# If there were no pet shop licences needed........



## TSKA Rory Matier (May 27, 2007)

How would this affect the market?

Be it retail as in shops or private sector?

Opinions........

Thanks

Rory


----------



## Andy (Jul 27, 2005)

I dont see it affecting things too much pet shop licences are that easy to get these days judging by the state of some shops i have been to. I would be more concerned if the law changed that made all internet shops have to have a licence (which my local authority already insists).


----------



## This is my Clone (Jul 8, 2007)

I agree, the current scheme seems to do nothing to ensure the well-being of the animals. If anything there should be more regulation of pet shops. 
Even one person employed by the council, could check every pet shop in a county with fairly regular visits. 
I would want this person to make sure the basic health requirements of the animals they keep are met. There are differing opinions of what the best way to do things are for each species, but as long as the animals are healthy, the Vivs are clean, and the conditions within are appropiate, it would force petshops to change.


----------



## sami (Oct 23, 2006)

that's a great idea. 

but would they do it?? councils are generally lazy unfortunately. but better checks of the animals would be the best thing for pet keepers. 

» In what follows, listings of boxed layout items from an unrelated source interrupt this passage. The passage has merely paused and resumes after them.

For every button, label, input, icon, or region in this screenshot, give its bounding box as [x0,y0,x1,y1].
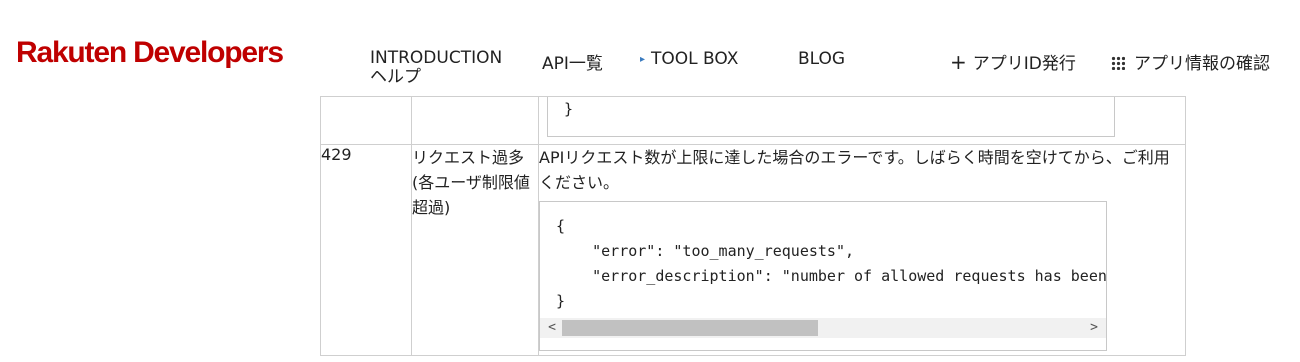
grid-icon [1111,56,1125,70]
error-description-text: APIリクエスト数が上限に達した場合のエラーです。しばらく時間を空けてから、ご利… [539,148,1170,192]
nav-api-list[interactable]: API一覧 [542,49,603,74]
rakuten-developers-logo[interactable]: Rakuten Developers [16,36,284,70]
nav-introduction-label[interactable]: INTRODUCTION [370,49,502,68]
nav-toolbox-label[interactable]: TOOL BOX [651,49,738,69]
code-sample-box: } [547,96,1115,137]
error-code-cell: 429 [320,144,412,356]
table-row: } [320,96,1186,145]
nav-introduction[interactable]: INTRODUCTION ヘルプ [370,49,502,87]
code-sample[interactable]: { "error": "too_many_requests", "error_d… [540,202,1106,314]
code-closing-brace: } [564,100,574,118]
plus-icon: + [950,50,967,74]
table-cell-name [411,96,539,145]
table-row: 429 リクエスト過多 (各ユーザ制限値超過) APIリクエスト数が上限に達した… [320,144,1186,356]
error-description-cell: APIリクエスト数が上限に達した場合のエラーです。しばらく時間を空けてから、ご利… [538,144,1186,356]
nav-app-id-label[interactable]: アプリID発行 [973,54,1076,74]
error-code-table: } 429 リクエスト過多 (各ユーザ制限値超過) APIリクエスト数が上限に達… [320,96,1186,356]
nav-app-id-issue[interactable]: + アプリID発行 [950,49,1076,74]
scroll-right-arrow-icon[interactable]: > [1084,318,1104,338]
table-cell-description: } [538,96,1186,145]
code-sample-box[interactable]: { "error": "too_many_requests", "error_d… [539,201,1107,351]
horizontal-scrollbar[interactable]: < > [540,318,1106,338]
caret-right-icon: ▸ [640,54,646,65]
nav-app-info-label[interactable]: アプリ情報の確認 [1134,54,1270,74]
nav-toolbox[interactable]: ▸ TOOL BOX [640,49,738,69]
error-name-cell: リクエスト過多 (各ユーザ制限値超過) [411,144,539,356]
nav-app-info[interactable]: アプリ情報の確認 [1111,49,1270,74]
table-cell-code [320,96,412,145]
nav-blog[interactable]: BLOG [798,49,845,69]
nav-help-label[interactable]: ヘルプ [370,68,502,87]
scrollbar-thumb[interactable] [562,320,818,336]
scroll-left-arrow-icon[interactable]: < [542,318,562,338]
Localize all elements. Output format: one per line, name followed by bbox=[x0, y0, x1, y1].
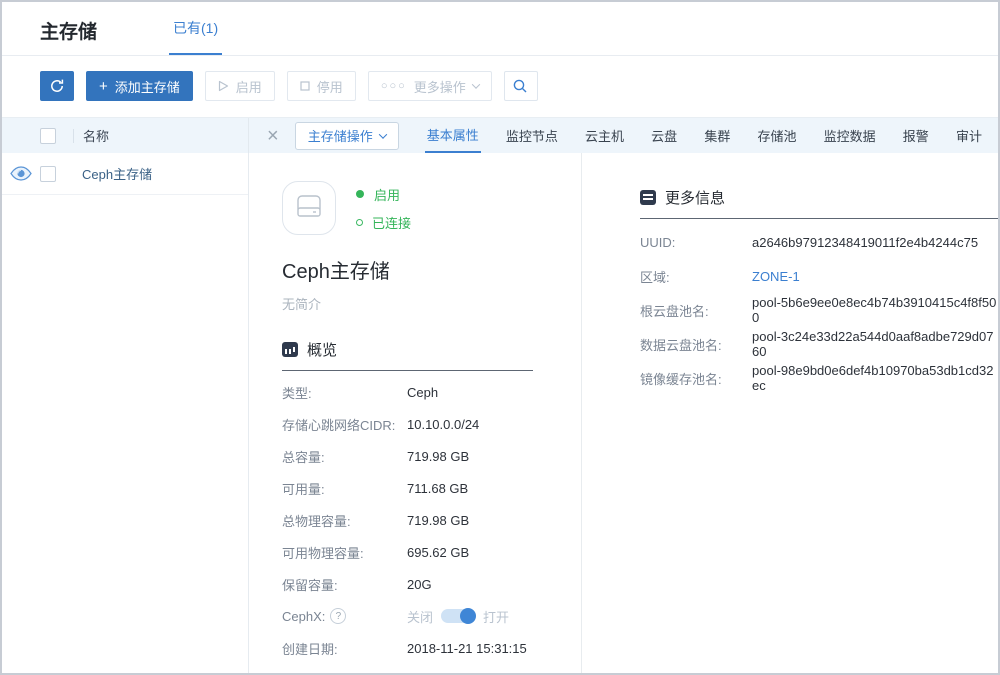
app-window: 主存储 已有(1) + 添加主存储 启用 停用 ○○○ 更多操作 bbox=[0, 0, 1000, 675]
more-info-section-header: 更多信息 bbox=[640, 187, 998, 219]
field-available-physical-capacity: 可用物理容量: 695.62 GB bbox=[282, 536, 533, 568]
field-zone: 区域: ZONE-1 bbox=[640, 259, 998, 293]
field-heartbeat-cidr: 存储心跳网络CIDR: 10.10.0.0/24 bbox=[282, 408, 533, 440]
toggle-on-label: 打开 bbox=[483, 607, 509, 626]
select-all-checkbox[interactable] bbox=[40, 128, 56, 144]
plus-icon: + bbox=[99, 78, 108, 95]
field-total-physical-capacity: 总物理容量: 719.98 GB bbox=[282, 504, 533, 536]
search-button[interactable] bbox=[504, 71, 538, 101]
refresh-icon bbox=[49, 78, 65, 94]
more-actions-label: 更多操作 bbox=[414, 77, 466, 96]
tab-clusters[interactable]: 集群 bbox=[702, 118, 732, 153]
content-header-strip: 名称 × 主存储操作 基本属性 监控节点 云主机 云盘 集群 存储池 监控数据 … bbox=[2, 117, 998, 153]
status-connected: 已连接 bbox=[356, 213, 411, 232]
field-last-op-date: 最后操作日期: 2018-11-21 16:25:44 bbox=[282, 664, 533, 675]
status-column: 启用 已连接 bbox=[356, 181, 411, 235]
enabled-dot-icon bbox=[356, 190, 364, 198]
field-image-cache-pool: 镜像缓存池名: pool-98e9bd0e6def4b10970ba53db1c… bbox=[640, 361, 998, 395]
page-title: 主存储 bbox=[40, 17, 97, 55]
add-primary-storage-label: 添加主存储 bbox=[115, 77, 180, 96]
detail-header: × 主存储操作 基本属性 监控节点 云主机 云盘 集群 存储池 监控数据 报警 … bbox=[249, 118, 998, 153]
more-info-title: 更多信息 bbox=[665, 187, 725, 208]
search-icon bbox=[512, 78, 529, 95]
chevron-down-icon bbox=[472, 80, 480, 88]
tab-audit[interactable]: 审计 bbox=[954, 118, 984, 153]
content-body: Ceph主存储 启用 bbox=[2, 153, 998, 673]
column-divider bbox=[73, 129, 74, 143]
overview-title: 概览 bbox=[307, 339, 337, 360]
close-icon[interactable]: × bbox=[267, 126, 279, 146]
connected-dot-icon bbox=[356, 219, 363, 226]
tab-volumes[interactable]: 云盘 bbox=[649, 118, 679, 153]
field-cephx: CephX: ? 关闭 打开 bbox=[282, 600, 533, 632]
tab-vm-instances[interactable]: 云主机 bbox=[583, 118, 626, 153]
primary-storage-icon bbox=[282, 181, 336, 235]
add-primary-storage-button[interactable]: + 添加主存储 bbox=[86, 71, 193, 101]
disable-button[interactable]: 停用 bbox=[287, 71, 356, 101]
stop-icon bbox=[300, 81, 310, 91]
field-available-capacity: 可用量: 711.68 GB bbox=[282, 472, 533, 504]
field-total-capacity: 总容量: 719.98 GB bbox=[282, 440, 533, 472]
more-info-fields: UUID: a2646b97912348419011f2e4b4244c75 区… bbox=[640, 225, 998, 395]
row-name[interactable]: Ceph主存储 bbox=[82, 164, 152, 183]
field-uuid: UUID: a2646b97912348419011f2e4b4244c75 bbox=[640, 225, 998, 259]
disable-label: 停用 bbox=[317, 77, 343, 96]
tab-monitor-nodes[interactable]: 监控节点 bbox=[504, 118, 560, 153]
detail-subtitle: 无简介 bbox=[282, 294, 533, 313]
storage-actions-label: 主存储操作 bbox=[308, 126, 373, 145]
toggle-knob bbox=[460, 608, 476, 624]
enable-label: 启用 bbox=[236, 77, 262, 96]
status-enabled-label: 启用 bbox=[374, 185, 400, 204]
storage-list: Ceph主存储 bbox=[2, 153, 249, 673]
chevron-down-icon bbox=[378, 130, 386, 138]
more-dots-icon: ○○○ bbox=[381, 80, 407, 92]
more-actions-button[interactable]: ○○○ 更多操作 bbox=[368, 71, 492, 101]
field-data-volume-pool: 数据云盘池名: pool-3c24e33d22a544d0aaf8adbe729… bbox=[640, 327, 998, 361]
zone-link[interactable]: ZONE-1 bbox=[752, 269, 800, 284]
tab-basic-properties[interactable]: 基本属性 bbox=[425, 118, 481, 153]
field-create-date: 创建日期: 2018-11-21 15:31:15 bbox=[282, 632, 533, 664]
more-info-icon bbox=[640, 190, 656, 205]
refresh-button[interactable] bbox=[40, 71, 74, 101]
tab-alerts[interactable]: 报警 bbox=[901, 118, 931, 153]
overview-fields: 类型: Ceph 存储心跳网络CIDR: 10.10.0.0/24 总容量: 7… bbox=[282, 376, 533, 675]
tab-monitor-data[interactable]: 监控数据 bbox=[822, 118, 878, 153]
toggle-off-label: 关闭 bbox=[407, 607, 433, 626]
status-connected-label: 已连接 bbox=[372, 213, 411, 232]
row-checkbox[interactable] bbox=[40, 166, 56, 182]
field-reserved-capacity: 保留容量: 20G bbox=[282, 568, 533, 600]
eye-icon[interactable] bbox=[2, 166, 40, 181]
table-header: 名称 bbox=[2, 118, 249, 153]
help-icon[interactable]: ? bbox=[330, 608, 346, 624]
column-header-name: 名称 bbox=[83, 126, 109, 145]
field-root-volume-pool: 根云盘池名: pool-5b6e9ee0e8ec4b74b3910415c4f8… bbox=[640, 293, 998, 327]
toolbar: + 添加主存储 启用 停用 ○○○ 更多操作 bbox=[2, 56, 998, 116]
table-row[interactable]: Ceph主存储 bbox=[2, 153, 248, 195]
overview-section-header: 概览 bbox=[282, 339, 533, 371]
play-icon bbox=[218, 80, 229, 92]
overview-icon bbox=[282, 342, 298, 357]
tab-storage-pools[interactable]: 存储池 bbox=[755, 118, 798, 153]
field-type: 类型: Ceph bbox=[282, 376, 533, 408]
tab-existing[interactable]: 已有(1) bbox=[169, 2, 222, 55]
cephx-label: CephX: bbox=[282, 609, 325, 624]
status-enabled: 启用 bbox=[356, 185, 411, 204]
detail-tabs: 基本属性 监控节点 云主机 云盘 集群 存储池 监控数据 报警 审计 bbox=[425, 118, 984, 153]
cephx-toggle[interactable] bbox=[441, 609, 475, 623]
detail-panel-right: 更多信息 UUID: a2646b97912348419011f2e4b4244… bbox=[582, 153, 998, 673]
content-area: 名称 × 主存储操作 基本属性 监控节点 云主机 云盘 集群 存储池 监控数据 … bbox=[2, 117, 998, 673]
page-header: 主存储 已有(1) bbox=[2, 2, 998, 56]
storage-actions-button[interactable]: 主存储操作 bbox=[295, 122, 399, 150]
detail-title: Ceph主存储 bbox=[282, 255, 533, 284]
enable-button[interactable]: 启用 bbox=[205, 71, 275, 101]
detail-panel-left: 启用 已连接 Ceph主存储 无简介 概览 bbox=[249, 153, 582, 673]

it would improve standards in the shops, and make for generally healthier pets. which can only be a good thing for everyone! 

those pet shop keepers that would be against something like that would only have something to hide. If we had a shop, i would welcome checks as regularly as a month apart. 
it would give more confidence to people that the shop knew what they were doing. 

and for the original question ~ 
if there were no licences needed.. i think it would be terrible. there would be more people out there, wanting to make a few quid, by just ramming things in cages, and selling.. at least the legislation puts off the people who can't be bothered with things like that... (oh no, we need a licence? i'll pass.. sounds too much like hard work) which means that things like filling water bowls etc is too much work.. so the animals suffer. 

at least it stops the majority of people who don't know what they're doing.. it just requires more checks, and enforcement. 

sami


----------



## neep_neep (Oct 18, 2007)

Oh gawd, it doesn't really bear thinking about!

I agree that pet shop licenses need to become far more tightly regulated, getting rid of licenses would have a terrible detrimental affect to animal welfare.

At least with the current licenses there are stocking densities, specification that mammals must be weaned before sale etc. etc. 
Although there are some unscrupulous shops who may ignore these already, at least if somebody complains to the council then the shop will be reprimanded in some way. With no license to specify these things, then shops will just get away with all sorts of awful things 

Although councils generally do 'once-a-year' checks on pet shops, I am undecided as to whether this is enough. 

Also bear in mind that pet shop licenses are generally required by large-scale commercial breeders - so if there were no pet shop licenses, this would mean that these breeders would then go un-noticed and unregulated, so they could throw stocking densities to the four winds...

Private sector, I think that the abolition of pet shop licenses would result in more people deciding to breed purely to sell on - the increased number of pet shops would results in an increased demand for animals, and if a commercial breeder no longer needs a license then allsorts of people would jump on the breeding bandwagon.


Agreed with the above posts...pet shop licenses just aren't strict enough as things stand at the moment...I really can't bring myself to imagine how bad things would be if licenses were no longer needed.


----------



## Faith (May 17, 2007)

I have to agree with Sami and Neep_neep
It would be horrid if there were no licences needed for pet shops  can you imagin if we didnt need driving licences for example how many kids would get their hands of a few cars and cause miles of pile ups on the roads all the lives that would be lost etc? hundereds if not thousands 

We need pet shop licenses i do agree that some councils need to re invent the license conditions like the checks etc. Our council are pretty tight on licensing there are so many clauses with our council they seem to love the pets more than the people lol


----------